The long arm of U.S. law — and the long memory of U.S. law enforcement — has resulted in the guilty plea in Southern Florida of a Colombian fugitive linked to the defunct Medellin cocaine cartel and the late Pablo Escobar.

In 1989, federal prosecutors said, Sigifredo Maya directed a money courier to deliver $3 million in drug proceeds “stuffed inside six cardboard bankers boxes” from New York to Miami. The cash then was flown to Colombia and deposited in bank accounts linked to the cartel and Escobar.

Escobar was killed by Colombian National Police in 1993. Maya, now 48, was indicted in the United States in 1994. Prosecutors said he managed part of the cartel’s operations in Miami.

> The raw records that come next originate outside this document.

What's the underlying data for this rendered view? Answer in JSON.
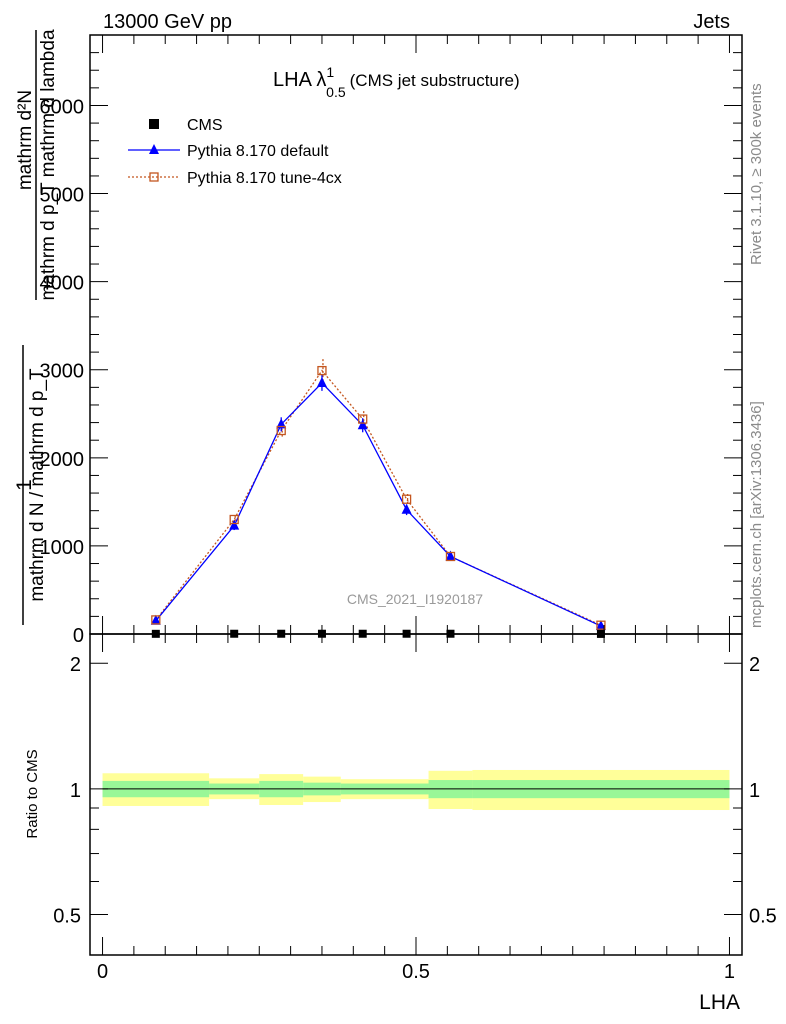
{
  "header": {
    "left": "13000 GeV pp",
    "right": "Jets"
  },
  "side_labels": {
    "rivet": "Rivet 3.1.10, ≥ 300k events",
    "mcplots": "mcplots.cern.ch [arXiv:1306.3436]"
  },
  "title": {
    "main": "LHA λ",
    "sup": "1",
    "sub": "0.5",
    "suffix": "(CMS jet substructure)"
  },
  "watermark": "CMS_2021_I1920187",
  "y_label": {
    "numerator_1": "1",
    "denominator_1": "mathrm d N / mathrm d p_T",
    "numerator_2": "mathrm d²N",
    "denominator_2": "mathrm d p_T mathrm d lambda"
  },
  "x_label": "LHA",
  "ratio_label": "Ratio to CMS",
  "legend": [
    {
      "name": "CMS",
      "color": "#000000",
      "marker": "square"
    },
    {
      "name": "Pythia 8.170 default",
      "color": "#0000ff",
      "marker": "triangle"
    },
    {
      "name": "Pythia 8.170 tune-4cx",
      "color": "#c4561f",
      "marker": "open-square"
    }
  ],
  "chart_data": [
    {
      "type": "line",
      "panel": "main",
      "x": [
        0.085,
        0.21,
        0.285,
        0.35,
        0.415,
        0.485,
        0.555,
        0.795
      ],
      "xlim": [
        -0.02,
        1.02
      ],
      "ylim": [
        0,
        6800
      ],
      "yticks": [
        0,
        1000,
        2000,
        3000,
        4000,
        5000,
        6000
      ],
      "ytick_labels": [
        "0",
        "1000",
        "2000",
        "3000",
        "4000",
        "5000",
        "6000"
      ],
      "grid": false,
      "legend_position": "top-left",
      "series": [
        {
          "name": "CMS",
          "values": [
            2,
            3,
            3,
            3,
            3,
            3,
            3,
            1
          ],
          "color": "#000000"
        },
        {
          "name": "Pythia 8.170 default",
          "values": [
            150,
            1230,
            2380,
            2850,
            2370,
            1410,
            880,
            90
          ],
          "errors": [
            30,
            50,
            80,
            90,
            80,
            60,
            40,
            20
          ],
          "color": "#0000ff"
        },
        {
          "name": "Pythia 8.170 tune-4cx",
          "values": [
            160,
            1300,
            2310,
            2990,
            2440,
            1530,
            880,
            100
          ],
          "errors": [
            30,
            50,
            90,
            130,
            90,
            60,
            40,
            20
          ],
          "color": "#c4561f"
        }
      ]
    },
    {
      "type": "area",
      "panel": "ratio",
      "xlim": [
        -0.02,
        1.02
      ],
      "ylim": [
        0.4,
        2.35
      ],
      "log_scale_y": true,
      "xticks": [
        0,
        0.5,
        1
      ],
      "xtick_labels": [
        "0",
        "0.5",
        "1"
      ],
      "yticks": [
        0.5,
        1,
        2
      ],
      "ytick_labels": [
        "0.5",
        "1",
        "2"
      ],
      "bins": [
        {
          "x0": 0.0,
          "x1": 0.17,
          "green": [
            0.955,
            1.045
          ],
          "yellow": [
            0.91,
            1.09
          ]
        },
        {
          "x0": 0.17,
          "x1": 0.25,
          "green": [
            0.97,
            1.03
          ],
          "yellow": [
            0.945,
            1.06
          ]
        },
        {
          "x0": 0.25,
          "x1": 0.32,
          "green": [
            0.955,
            1.045
          ],
          "yellow": [
            0.915,
            1.085
          ]
        },
        {
          "x0": 0.32,
          "x1": 0.38,
          "green": [
            0.965,
            1.035
          ],
          "yellow": [
            0.93,
            1.07
          ]
        },
        {
          "x0": 0.38,
          "x1": 0.52,
          "green": [
            0.97,
            1.03
          ],
          "yellow": [
            0.945,
            1.055
          ]
        },
        {
          "x0": 0.52,
          "x1": 0.59,
          "green": [
            0.95,
            1.05
          ],
          "yellow": [
            0.895,
            1.105
          ]
        },
        {
          "x0": 0.59,
          "x1": 1.0,
          "green": [
            0.95,
            1.05
          ],
          "yellow": [
            0.89,
            1.11
          ]
        }
      ],
      "series": [
        {
          "name": "Ratio to CMS",
          "values": [
            1,
            1
          ],
          "x": [
            0,
            1
          ],
          "color": "#000000"
        }
      ]
    }
  ]
}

Maya and accomplices “owned several properties and businesses in South Florida on Pablo Escobar’s behalf, and used these entities to foster cocaine shipments into Miami, and conceal money shipments back to the Medellin cartel in Colombia,” prosecutors said yesterday.

On March 18, 2011, Maya was detained in Panama “while attempting to travel to Mexico.” He was flown to Miami and arrested by the DEA.

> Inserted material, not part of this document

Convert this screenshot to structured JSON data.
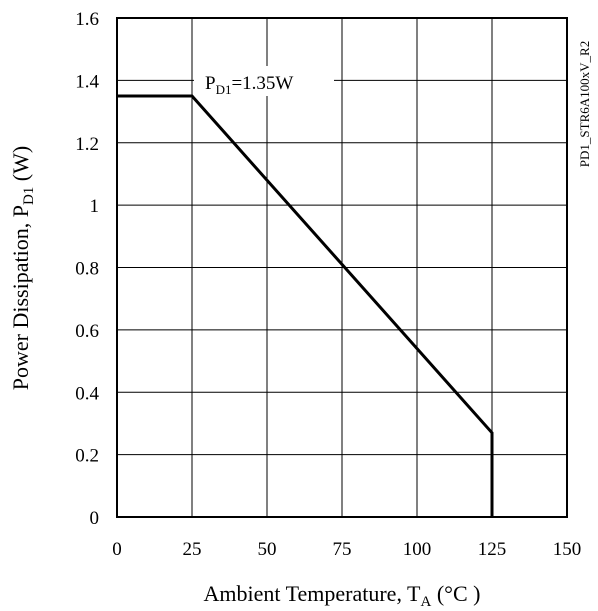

Maya pleaded guilty yesterday to conspiracy to possess with intent to distribute more than five kilograms (11 pounds) of cocaine. Sentencing is scheduled for July 28.

One Miami warehouse linked to Escobar contained more than 500 kilograms (1,102) pounds of cocaine in 1988, prosecutors said.

It is common for narcotics traffickers and money-launderers to attempt to conceal proceeds from criminal enterprises by disguising them as proceeds from legitimate enterprises or redirecting criminal proceeds to companies that have the outward appearance of legitimacy.